Guest speaker, Ken Pipher of Whatever Media & Solutions Inc., spoke on the topic of Google authority. Born and raised in Peterborough, Ken is a University of Toronto graduate who, for over 20 years, has served Canada’s Top Fortune 500 firms including such brands as Honda, Yamaha, Toyota and Mazda with digital advertising solutions. His company, Whatever Solutions & Media Inc. also created the first ever mobile-friendly website for Canada’s Library of Parliament.
What does Google authority actually mean? It is the way to get your website a higher Google search ranking in a way that goes beyond the usual SEO techniques that many of us are familiar with, such as meta tags, keywords and links.
Google works now on ‘earned authority’ and takes into consideration over 200 factors, including how mobile friendly your site is, what others are saying, how your competitors are ranking, the length of time your website has existed, original content etc.
Ken warned against companies or designers who promise ways to work around Google’s ever changing algorithm. Google works diligently to spot any form of trickery, such as ghost pages, and will move your website down in the rankings if it detects it. In extreme circumstances it can remove your website address (URL) from its search engine feature altogether.
Keeping your web content fresh is a good bet for improving your organic reach and Ken suggests adding current, new content to your site on a regular basis. You can use a blog to do this and set a schedule of posts that you can manage. Original, regular updates are the key.

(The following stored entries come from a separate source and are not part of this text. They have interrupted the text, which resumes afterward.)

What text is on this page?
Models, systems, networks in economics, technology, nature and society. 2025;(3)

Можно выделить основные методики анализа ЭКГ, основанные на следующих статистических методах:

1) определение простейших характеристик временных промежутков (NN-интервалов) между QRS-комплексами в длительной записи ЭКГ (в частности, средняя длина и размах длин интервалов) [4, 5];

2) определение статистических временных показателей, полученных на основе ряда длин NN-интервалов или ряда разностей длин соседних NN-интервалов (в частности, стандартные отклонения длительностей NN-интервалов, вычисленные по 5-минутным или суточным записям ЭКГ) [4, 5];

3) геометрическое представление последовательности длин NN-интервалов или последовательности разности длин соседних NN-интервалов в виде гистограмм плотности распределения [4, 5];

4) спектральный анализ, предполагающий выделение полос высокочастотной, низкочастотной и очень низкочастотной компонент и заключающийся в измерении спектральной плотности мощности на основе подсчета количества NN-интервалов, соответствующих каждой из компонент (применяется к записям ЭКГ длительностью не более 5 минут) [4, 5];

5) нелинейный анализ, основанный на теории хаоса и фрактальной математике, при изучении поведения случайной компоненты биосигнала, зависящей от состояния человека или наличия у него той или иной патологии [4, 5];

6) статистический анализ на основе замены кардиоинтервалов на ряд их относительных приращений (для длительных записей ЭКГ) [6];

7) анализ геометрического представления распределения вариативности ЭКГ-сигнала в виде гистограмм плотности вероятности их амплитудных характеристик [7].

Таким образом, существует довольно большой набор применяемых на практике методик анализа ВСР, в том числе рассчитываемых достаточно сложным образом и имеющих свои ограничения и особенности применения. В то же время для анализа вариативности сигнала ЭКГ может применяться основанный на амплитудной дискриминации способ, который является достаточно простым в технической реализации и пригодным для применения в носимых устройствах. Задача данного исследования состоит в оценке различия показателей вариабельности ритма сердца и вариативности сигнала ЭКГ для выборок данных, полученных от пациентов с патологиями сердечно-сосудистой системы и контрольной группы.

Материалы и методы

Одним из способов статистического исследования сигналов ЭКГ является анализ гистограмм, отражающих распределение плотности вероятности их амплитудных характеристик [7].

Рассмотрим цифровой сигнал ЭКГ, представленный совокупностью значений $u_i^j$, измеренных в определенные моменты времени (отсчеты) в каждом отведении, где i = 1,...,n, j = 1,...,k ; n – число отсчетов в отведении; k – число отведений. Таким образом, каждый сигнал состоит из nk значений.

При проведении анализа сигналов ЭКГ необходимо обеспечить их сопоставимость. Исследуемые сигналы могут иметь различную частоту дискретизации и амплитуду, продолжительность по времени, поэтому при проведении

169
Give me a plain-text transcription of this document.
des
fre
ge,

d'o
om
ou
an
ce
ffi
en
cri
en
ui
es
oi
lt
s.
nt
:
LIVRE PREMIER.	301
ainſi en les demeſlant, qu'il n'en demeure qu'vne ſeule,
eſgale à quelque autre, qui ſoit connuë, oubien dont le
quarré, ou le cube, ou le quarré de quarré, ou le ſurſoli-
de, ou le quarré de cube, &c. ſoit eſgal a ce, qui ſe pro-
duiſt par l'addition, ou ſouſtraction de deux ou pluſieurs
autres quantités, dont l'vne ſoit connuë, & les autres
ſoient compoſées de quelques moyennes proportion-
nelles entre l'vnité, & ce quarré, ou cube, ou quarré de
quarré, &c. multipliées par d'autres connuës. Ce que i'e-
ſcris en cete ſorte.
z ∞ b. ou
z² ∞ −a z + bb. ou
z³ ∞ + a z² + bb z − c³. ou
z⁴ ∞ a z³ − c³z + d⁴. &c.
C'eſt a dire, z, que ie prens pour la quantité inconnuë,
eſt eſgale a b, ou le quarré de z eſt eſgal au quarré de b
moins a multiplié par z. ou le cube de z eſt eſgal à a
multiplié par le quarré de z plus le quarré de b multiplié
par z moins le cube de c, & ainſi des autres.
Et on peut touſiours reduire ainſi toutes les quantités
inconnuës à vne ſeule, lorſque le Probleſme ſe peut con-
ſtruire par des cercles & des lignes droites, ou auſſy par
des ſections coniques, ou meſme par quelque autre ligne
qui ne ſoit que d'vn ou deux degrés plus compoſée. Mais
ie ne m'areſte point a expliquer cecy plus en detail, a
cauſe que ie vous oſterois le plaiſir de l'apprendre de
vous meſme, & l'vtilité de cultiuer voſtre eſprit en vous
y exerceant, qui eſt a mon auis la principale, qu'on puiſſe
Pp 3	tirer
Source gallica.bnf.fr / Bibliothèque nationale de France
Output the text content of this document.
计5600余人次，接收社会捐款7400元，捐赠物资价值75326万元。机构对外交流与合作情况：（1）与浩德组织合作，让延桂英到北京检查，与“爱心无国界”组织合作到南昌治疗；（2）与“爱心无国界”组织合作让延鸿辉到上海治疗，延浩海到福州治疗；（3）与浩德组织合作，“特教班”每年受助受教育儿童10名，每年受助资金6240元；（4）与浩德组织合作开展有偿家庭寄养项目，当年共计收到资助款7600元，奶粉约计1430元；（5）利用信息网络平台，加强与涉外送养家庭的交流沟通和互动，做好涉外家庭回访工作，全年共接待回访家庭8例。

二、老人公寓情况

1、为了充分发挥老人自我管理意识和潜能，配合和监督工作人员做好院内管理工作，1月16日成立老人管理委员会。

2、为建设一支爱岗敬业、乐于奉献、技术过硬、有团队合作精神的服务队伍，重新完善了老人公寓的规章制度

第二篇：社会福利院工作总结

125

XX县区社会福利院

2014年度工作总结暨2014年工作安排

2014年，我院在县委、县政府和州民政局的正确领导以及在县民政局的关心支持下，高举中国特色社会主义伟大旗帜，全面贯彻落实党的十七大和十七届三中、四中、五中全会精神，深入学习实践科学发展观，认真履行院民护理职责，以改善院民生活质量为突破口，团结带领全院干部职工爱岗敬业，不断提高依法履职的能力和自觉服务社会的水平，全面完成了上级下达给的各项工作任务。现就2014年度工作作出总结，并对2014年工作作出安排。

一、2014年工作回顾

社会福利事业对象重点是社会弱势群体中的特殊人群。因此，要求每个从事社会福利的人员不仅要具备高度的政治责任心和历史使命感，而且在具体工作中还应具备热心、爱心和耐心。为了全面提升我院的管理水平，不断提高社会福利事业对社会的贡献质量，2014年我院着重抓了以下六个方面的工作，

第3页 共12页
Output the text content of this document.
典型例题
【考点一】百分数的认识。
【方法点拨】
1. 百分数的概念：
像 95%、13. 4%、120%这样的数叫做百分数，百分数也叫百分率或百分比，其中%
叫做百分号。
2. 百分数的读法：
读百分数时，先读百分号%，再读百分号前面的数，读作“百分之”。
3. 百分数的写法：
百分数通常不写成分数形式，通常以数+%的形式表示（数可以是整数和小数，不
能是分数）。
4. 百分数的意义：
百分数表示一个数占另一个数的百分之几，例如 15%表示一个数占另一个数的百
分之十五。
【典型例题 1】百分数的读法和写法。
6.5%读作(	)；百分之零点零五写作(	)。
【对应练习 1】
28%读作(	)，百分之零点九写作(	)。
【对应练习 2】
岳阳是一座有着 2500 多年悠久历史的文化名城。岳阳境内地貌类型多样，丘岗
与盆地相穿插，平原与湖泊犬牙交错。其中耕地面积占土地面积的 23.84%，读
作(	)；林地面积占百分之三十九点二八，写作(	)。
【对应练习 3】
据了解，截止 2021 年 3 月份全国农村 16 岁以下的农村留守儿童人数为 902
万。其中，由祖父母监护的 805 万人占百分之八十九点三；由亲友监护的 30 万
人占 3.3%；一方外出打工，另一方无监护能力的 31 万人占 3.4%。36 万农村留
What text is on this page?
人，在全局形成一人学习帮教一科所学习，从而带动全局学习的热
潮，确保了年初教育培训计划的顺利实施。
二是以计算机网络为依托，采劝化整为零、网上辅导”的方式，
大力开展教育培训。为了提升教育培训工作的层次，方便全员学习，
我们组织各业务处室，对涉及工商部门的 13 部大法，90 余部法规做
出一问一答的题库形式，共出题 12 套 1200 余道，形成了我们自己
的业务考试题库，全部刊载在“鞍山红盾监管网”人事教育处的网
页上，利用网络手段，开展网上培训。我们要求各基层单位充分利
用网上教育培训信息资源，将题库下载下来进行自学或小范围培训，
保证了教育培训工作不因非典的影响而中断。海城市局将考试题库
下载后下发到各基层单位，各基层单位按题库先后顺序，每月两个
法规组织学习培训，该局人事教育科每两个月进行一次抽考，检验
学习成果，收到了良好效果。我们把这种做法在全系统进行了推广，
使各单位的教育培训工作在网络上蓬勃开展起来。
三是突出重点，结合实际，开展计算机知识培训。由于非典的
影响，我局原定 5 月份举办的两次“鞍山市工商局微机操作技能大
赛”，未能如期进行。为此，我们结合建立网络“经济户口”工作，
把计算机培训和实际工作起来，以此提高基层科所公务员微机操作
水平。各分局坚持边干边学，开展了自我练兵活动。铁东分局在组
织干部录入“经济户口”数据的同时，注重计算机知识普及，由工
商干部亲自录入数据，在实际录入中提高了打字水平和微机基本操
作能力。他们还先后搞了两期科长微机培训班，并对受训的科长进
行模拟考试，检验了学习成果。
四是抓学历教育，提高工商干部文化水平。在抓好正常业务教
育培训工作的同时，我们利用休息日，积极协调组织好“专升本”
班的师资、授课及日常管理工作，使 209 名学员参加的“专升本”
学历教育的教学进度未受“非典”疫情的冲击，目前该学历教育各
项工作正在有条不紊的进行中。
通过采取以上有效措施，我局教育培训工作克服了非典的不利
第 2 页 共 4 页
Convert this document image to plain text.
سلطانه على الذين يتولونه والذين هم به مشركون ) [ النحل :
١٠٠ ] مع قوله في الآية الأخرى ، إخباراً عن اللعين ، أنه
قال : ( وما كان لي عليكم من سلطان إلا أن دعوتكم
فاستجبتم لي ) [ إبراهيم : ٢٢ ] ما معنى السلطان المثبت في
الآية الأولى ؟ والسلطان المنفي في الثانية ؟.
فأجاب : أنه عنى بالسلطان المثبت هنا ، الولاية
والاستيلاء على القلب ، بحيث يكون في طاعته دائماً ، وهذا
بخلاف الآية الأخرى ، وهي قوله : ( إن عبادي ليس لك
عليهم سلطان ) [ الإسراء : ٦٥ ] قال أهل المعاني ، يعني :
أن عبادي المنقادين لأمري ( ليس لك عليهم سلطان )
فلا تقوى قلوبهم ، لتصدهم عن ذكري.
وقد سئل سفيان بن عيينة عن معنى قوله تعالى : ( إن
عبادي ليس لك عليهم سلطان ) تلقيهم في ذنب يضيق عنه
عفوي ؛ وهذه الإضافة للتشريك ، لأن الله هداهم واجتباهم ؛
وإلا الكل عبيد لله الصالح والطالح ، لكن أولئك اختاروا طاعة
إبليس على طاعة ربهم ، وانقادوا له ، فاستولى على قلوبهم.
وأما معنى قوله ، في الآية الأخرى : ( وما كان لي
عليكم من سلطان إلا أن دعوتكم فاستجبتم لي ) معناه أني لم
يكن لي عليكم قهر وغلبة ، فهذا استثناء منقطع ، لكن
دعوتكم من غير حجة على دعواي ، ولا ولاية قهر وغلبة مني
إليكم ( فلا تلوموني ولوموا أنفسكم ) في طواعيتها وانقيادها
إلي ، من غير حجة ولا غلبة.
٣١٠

In the end, do not believe anyone who tells you that they know Google’s algorithm. The best anyone can do is to use their experience and industry knowledge to optimize your site for Google. But don’t get complacent. You can’t just set it and forget it. The algorithm is constantly changing and weighting factors differently. For instance, just two weeks ago Google started de-ranking sites that use takeover screens to capture your contact information; you’ve seen them, they pop up at the beginning of your site visit, usually for a free e-book or a newsletter or article. If your site has one you should remove it immediately.
They say that change is the only constant. It’s never been truer in the world of websites.